The boy kept the attack to himself until some time after March 9, 2006, when he told his parents about it.

Chan and Cooper used the sentencing hearing to make a pitch for their plea-bargained agreement, which would see Kayaitok plead guilty to the lesser charge of second degree murder and to two sexual assaults.

People convicted of first degree murder may not apply for parole until after they spend at least 25 years in prison. For those convicted of second degree murder, courts must order parole ineligibility periods of at least 10 years.

Chan said the crimes caused “irreversible damage” to the family members of victims and to the people of Kugaaruk.

Near the end of the hearing, Kilpatrick asked Chan if she had any statement to make to the public about the case.
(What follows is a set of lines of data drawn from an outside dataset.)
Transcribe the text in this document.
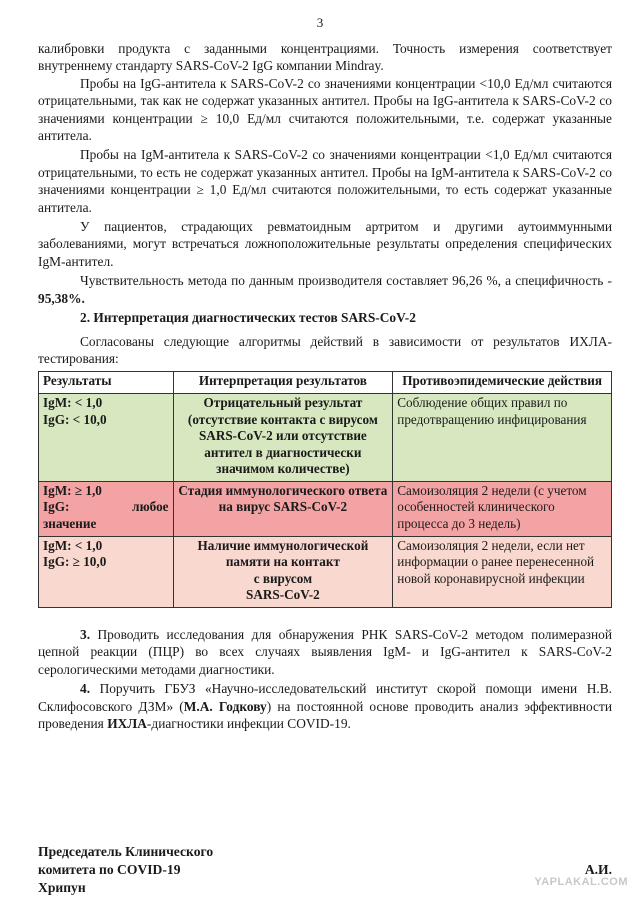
3

калибровки продукта с заданными концентрациями. Точность измерения соответствует внутреннему стандарту SARS-CoV-2 IgG компании Mindray.

Пробы на IgG-антитела к SARS-CoV-2 со значениями концентрации <10,0 Ед/мл считаются отрицательными, так как не содержат указанных антител. Пробы на IgG-антитела к SARS-CoV-2 со значениями концентрации ≥ 10,0 Ед/мл считаются положительными, т.е. содержат указанные антитела.

Пробы на IgM-антитела к SARS-CoV-2 со значениями концентрации <1,0 Ед/мл считаются отрицательными, то есть не содержат указанных антител. Пробы на IgM-антитела к SARS-CoV-2 со значениями концентрации ≥ 1,0 Ед/мл считаются положительными, то есть содержат указанные антитела.

У пациентов, страдающих ревматоидным артритом и другими аутоиммунными заболеваниями, могут встречаться ложноположительные результаты определения специфических IgM-антител.

Чувствительность метода по данным производителя составляет 96,26 %, а специфичность - 95,38%.

2. Интерпретация диагностических тестов SARS-CoV-2

Согласованы следующие алгоритмы действий в зависимости от результатов ИХЛА-тестирования:

Результаты	Интерпретация результатов	Противоэпидемические действия

IgM: < 1,0
IgG: < 10,0	Отрицательный результат
(отсутствие контакта с вирусом
SARS-CoV-2 или отсутствие антител в диагностически значимом количестве)	Соблюдение общих правил по предотвращению инфицирования

IgM: ≥ 1,0
IgG: любое
значение	Стадия иммунологического ответа на вирус SARS-CoV-2	Самоизоляция 2 недели (с учетом особенностей клинического процесса до 3 недель)

IgM: < 1,0
IgG: ≥ 10,0	Наличие иммунологической памяти на контакт
с вирусом
SARS-CoV-2	Самоизоляция 2 недели, если нет информации о ранее перенесенной новой коронавирусной инфекции

3. Проводить исследования для обнаружения РНК SARS-CoV-2 методом полимеразной цепной реакции (ПЦР) во всех случаях выявления IgM- и IgG-антител к SARS-CoV-2 серологическими методами диагностики.

4. Поручить ГБУЗ «Научно-исследовательский институт скорой помощи имени Н.В. Склифосовского ДЗМ» (М.А. Годкову) на постоянной основе проводить анализ эффективности проведения ИХЛА-диагностики инфекции COVID-19.

Председатель Клинического
комитета по COVID-19	А.И.
Хрипун	YAPLAKAL.COM
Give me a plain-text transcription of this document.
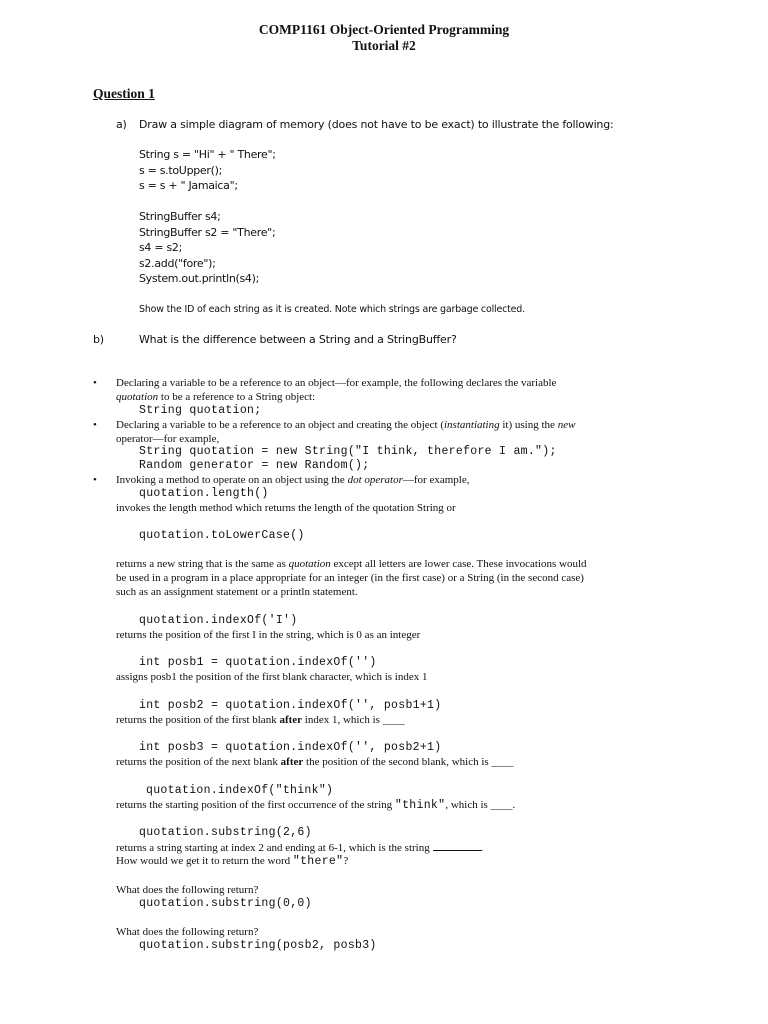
COMP1161 Object-Oriented Programming
Tutorial #2
Question 1
a) Draw a simple diagram of memory (does not have to be exact) to illustrate the following:
String s = "Hi" + " There";
s = s.toUpper();
s = s + " Jamaica";
StringBuffer s4;
StringBuffer s2 = "There";
s4 = s2;
s2.add("fore");
System.out.println(s4);
Show the ID of each string as it is created. Note which strings are garbage collected.
b)	What is the difference between a String and a StringBuffer?
• Declaring a variable to be a reference to an object—for example, the following declares the variable
quotation to be a reference to a String object:
String quotation;
• Declaring a variable to be a reference to an object and creating the object (instantiating it) using the new
operator—for example,
String quotation = new String("I think, therefore I am.");
Random generator = new Random();
• Invoking a method to operate on an object using the dot operator—for example,
quotation.length()
invokes the length method which returns the length of the quotation String or
quotation.toLowerCase()
returns a new string that is the same as quotation except all letters are lower case. These invocations would
be used in a program in a place appropriate for an integer (in the first case) or a String (in the second case)
such as an assignment statement or a println statement.
quotation.indexOf('I')
returns the position of the first I in the string, which is 0 as an integer
int posb1 = quotation.indexOf('')
assigns posb1 the position of the first blank character, which is index 1
int posb2 = quotation.indexOf('', posb1+1)
returns the position of the first blank after index 1, which is ____
int posb3 = quotation.indexOf('', posb2+1)
returns the position of the next blank after the position of the second blank, which is ____
quotation.indexOf("think")
returns the starting position of the first occurrence of the string "think", which is ____.
quotation.substring(2,6)
returns a string starting at index 2 and ending at 6-1, which is the string	.
How would we get it to return the word "there"?
What does the following return?
quotation.substring(0,0)
What does the following return?
quotation.substring(posb2, posb3)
Chan said she didn’t.

He also asked Cooper to comment “on the strength of the Crown’s case.”

Cooper replied by defending the plea bargain, saying it had been “on the table for a long time” and that it spared witnesses the pain and inconvenience of having to give evidence in court.

She also said that because the Nunavut court system is “stretched to the limit,” such negotiated plea arrangements are in the best interests of the system.

The worst aggravating effects of Kayaitok’s crimes were visible on two flat-screen monitors that displayed a video feed from the Kugaaruk Health Centre, where family members were gathered to make statements to the court.

Those statements suggest the families may never recover from their trauma.

The mother of the dead five-year-old girl said she’s consumed with guilt every day and that her husband blames her for their daughter’s death.

“My husband says it’s my fault,” the woman said.

The mother of the seven-year-old boy said her son was once a happy boy but now lashes out in anger.

“He started breaking things and yelling. He was so hurt,” the mother said.

The mother of the 14-year-old said her son was teased in school about the incident and that other children called him a liar.

One thing is clear: no one in Kugaaruk ever wants to see Shawn Kayaitok again.

“I’m pretty sure nobody wants him in town,” one family member said.

The names of the complainants, and most witnesses, may not be published or broadcast.